Bodie stared at her, trying to make sense of what she'd just said and failing miserably. "But I'm not pregnant," he said.

She rolled her eyes and shook her head at Doyle. His smile seemed to sympathise with her assessment. "Something nice for breakfast perhaps?" he suggested, then. "I've missed your food, Mrs. Trembath."

She gave him a disbelieving look but left them anyway.

"You came home," Bodie said when she'd gone, settling contentedly into the cushions and pulling the eiderdown back over him. There was a lot more to be said and discussed but somehow very little else seemed to matter at the moment and talking could wait. He hoped there would be time enough.

Doyle came over and sat beside him. "Mmm. I walked," he admitted. "Took me all day and half the evening. Bloody soaked I was when I got here!"

Bodie was astonished. "From St. Ives? Good God, Doyle!"

"Exactly! And what do I find when I get here, wet through to the skin and looking for a bit of home comfort, if you get my drift..." He winked lewdly. "I find you on the floor in the wash-house muttering about having a foreign woman upstairs in your bedroom. She'd better not have been wearing my French knickers, or there'll be trouble, that's all I can say..."

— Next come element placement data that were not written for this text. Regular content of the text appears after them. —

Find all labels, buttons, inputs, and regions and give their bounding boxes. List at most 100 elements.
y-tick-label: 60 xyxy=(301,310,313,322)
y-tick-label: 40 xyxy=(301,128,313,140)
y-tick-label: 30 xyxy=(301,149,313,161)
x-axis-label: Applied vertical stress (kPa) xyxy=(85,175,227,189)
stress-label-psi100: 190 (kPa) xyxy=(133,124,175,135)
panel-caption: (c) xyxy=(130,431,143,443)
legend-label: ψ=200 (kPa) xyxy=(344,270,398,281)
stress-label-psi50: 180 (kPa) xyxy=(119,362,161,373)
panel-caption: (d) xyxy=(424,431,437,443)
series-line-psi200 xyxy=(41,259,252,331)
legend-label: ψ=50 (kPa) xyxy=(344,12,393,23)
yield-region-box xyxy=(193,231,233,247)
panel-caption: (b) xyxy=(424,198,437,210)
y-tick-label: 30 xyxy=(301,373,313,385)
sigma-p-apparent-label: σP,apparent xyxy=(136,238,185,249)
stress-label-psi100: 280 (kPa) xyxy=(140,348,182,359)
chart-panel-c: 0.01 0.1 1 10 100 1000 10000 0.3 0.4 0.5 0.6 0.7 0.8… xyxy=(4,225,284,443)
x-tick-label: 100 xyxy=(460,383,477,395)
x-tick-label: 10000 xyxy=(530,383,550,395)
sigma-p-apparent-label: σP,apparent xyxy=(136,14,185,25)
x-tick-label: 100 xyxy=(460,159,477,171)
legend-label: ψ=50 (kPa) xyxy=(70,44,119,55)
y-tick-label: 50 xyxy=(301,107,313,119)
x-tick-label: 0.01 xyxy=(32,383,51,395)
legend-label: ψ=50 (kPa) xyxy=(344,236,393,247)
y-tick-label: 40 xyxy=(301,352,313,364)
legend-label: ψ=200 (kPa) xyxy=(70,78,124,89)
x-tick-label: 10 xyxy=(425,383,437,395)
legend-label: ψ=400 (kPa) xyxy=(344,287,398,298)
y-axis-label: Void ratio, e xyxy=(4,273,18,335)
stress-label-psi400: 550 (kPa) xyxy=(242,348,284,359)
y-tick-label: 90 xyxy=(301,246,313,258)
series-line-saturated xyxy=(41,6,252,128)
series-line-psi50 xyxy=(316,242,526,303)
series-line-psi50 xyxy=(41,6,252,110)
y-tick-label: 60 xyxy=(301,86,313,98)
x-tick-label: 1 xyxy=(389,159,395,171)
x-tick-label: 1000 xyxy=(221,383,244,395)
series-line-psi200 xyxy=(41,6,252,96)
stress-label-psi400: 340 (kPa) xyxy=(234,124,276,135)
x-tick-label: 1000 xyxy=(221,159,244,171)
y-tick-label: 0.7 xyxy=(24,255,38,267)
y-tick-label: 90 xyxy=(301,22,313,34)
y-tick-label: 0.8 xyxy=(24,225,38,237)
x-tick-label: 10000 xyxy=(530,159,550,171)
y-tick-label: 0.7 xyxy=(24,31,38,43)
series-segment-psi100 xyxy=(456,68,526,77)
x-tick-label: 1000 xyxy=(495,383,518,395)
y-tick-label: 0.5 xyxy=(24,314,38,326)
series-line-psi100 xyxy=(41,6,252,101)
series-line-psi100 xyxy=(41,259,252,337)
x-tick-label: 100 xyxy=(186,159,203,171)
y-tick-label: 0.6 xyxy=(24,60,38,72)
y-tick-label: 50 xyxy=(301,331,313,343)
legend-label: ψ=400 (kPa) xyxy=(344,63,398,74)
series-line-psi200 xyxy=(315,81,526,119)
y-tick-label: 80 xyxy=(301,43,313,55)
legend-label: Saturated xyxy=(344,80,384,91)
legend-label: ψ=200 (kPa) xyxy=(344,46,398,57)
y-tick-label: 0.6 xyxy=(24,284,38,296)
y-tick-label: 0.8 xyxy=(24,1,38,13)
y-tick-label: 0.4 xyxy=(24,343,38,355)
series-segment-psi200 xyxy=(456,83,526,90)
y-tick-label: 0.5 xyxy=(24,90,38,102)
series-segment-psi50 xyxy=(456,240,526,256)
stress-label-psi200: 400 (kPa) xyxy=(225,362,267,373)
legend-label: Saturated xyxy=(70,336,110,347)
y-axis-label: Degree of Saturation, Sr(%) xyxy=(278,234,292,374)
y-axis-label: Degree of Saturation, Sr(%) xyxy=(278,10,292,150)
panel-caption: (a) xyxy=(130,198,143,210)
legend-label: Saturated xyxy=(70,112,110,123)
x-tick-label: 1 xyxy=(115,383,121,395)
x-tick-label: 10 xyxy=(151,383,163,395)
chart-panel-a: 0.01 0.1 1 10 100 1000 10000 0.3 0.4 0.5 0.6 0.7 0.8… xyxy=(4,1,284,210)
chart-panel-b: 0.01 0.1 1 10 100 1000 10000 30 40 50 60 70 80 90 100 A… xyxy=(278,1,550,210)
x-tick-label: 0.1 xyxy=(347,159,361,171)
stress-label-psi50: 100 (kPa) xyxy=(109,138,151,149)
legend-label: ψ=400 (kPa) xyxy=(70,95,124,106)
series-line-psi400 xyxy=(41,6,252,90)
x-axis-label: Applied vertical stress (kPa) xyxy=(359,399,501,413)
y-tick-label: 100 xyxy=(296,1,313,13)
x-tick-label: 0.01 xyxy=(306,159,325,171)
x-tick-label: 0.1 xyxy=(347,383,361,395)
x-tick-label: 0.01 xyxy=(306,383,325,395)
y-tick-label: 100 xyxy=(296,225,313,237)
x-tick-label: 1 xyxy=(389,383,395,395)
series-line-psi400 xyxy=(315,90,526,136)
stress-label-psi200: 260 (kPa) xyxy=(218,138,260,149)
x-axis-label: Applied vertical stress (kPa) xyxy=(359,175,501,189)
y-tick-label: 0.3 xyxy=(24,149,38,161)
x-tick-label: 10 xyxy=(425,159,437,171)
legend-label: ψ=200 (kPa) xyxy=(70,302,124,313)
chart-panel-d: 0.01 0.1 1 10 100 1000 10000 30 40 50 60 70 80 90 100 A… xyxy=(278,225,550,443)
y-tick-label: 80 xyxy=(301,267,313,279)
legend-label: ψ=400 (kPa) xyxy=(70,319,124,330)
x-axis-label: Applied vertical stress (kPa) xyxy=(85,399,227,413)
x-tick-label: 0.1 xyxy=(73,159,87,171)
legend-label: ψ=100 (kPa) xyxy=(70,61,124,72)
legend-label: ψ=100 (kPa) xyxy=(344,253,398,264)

Bodie laughed and then winced at the pain in his head.

"Might as well go back to St. Ives, if that's the treatment I'm going to get," Doyle said quietly.

Bodie closed his eyes. "You just try it."

"You're not in any fit state to stop me," Doyle observed.

"No, but there's woman in the kitchen who's had to put up with my moping for weeks on end. She'd halt the Mongol hordes if the situation required it and take it from me it does."

"Missed me have you?"

Bodie could feel himself slipping into sleep. "Give us a kiss," he murmured.

Warm lips covered his and Bodie decided it was the best goodnight kiss he'd ever experienced first thing in the morning and that maybe, just maybe, everything was going to be all right.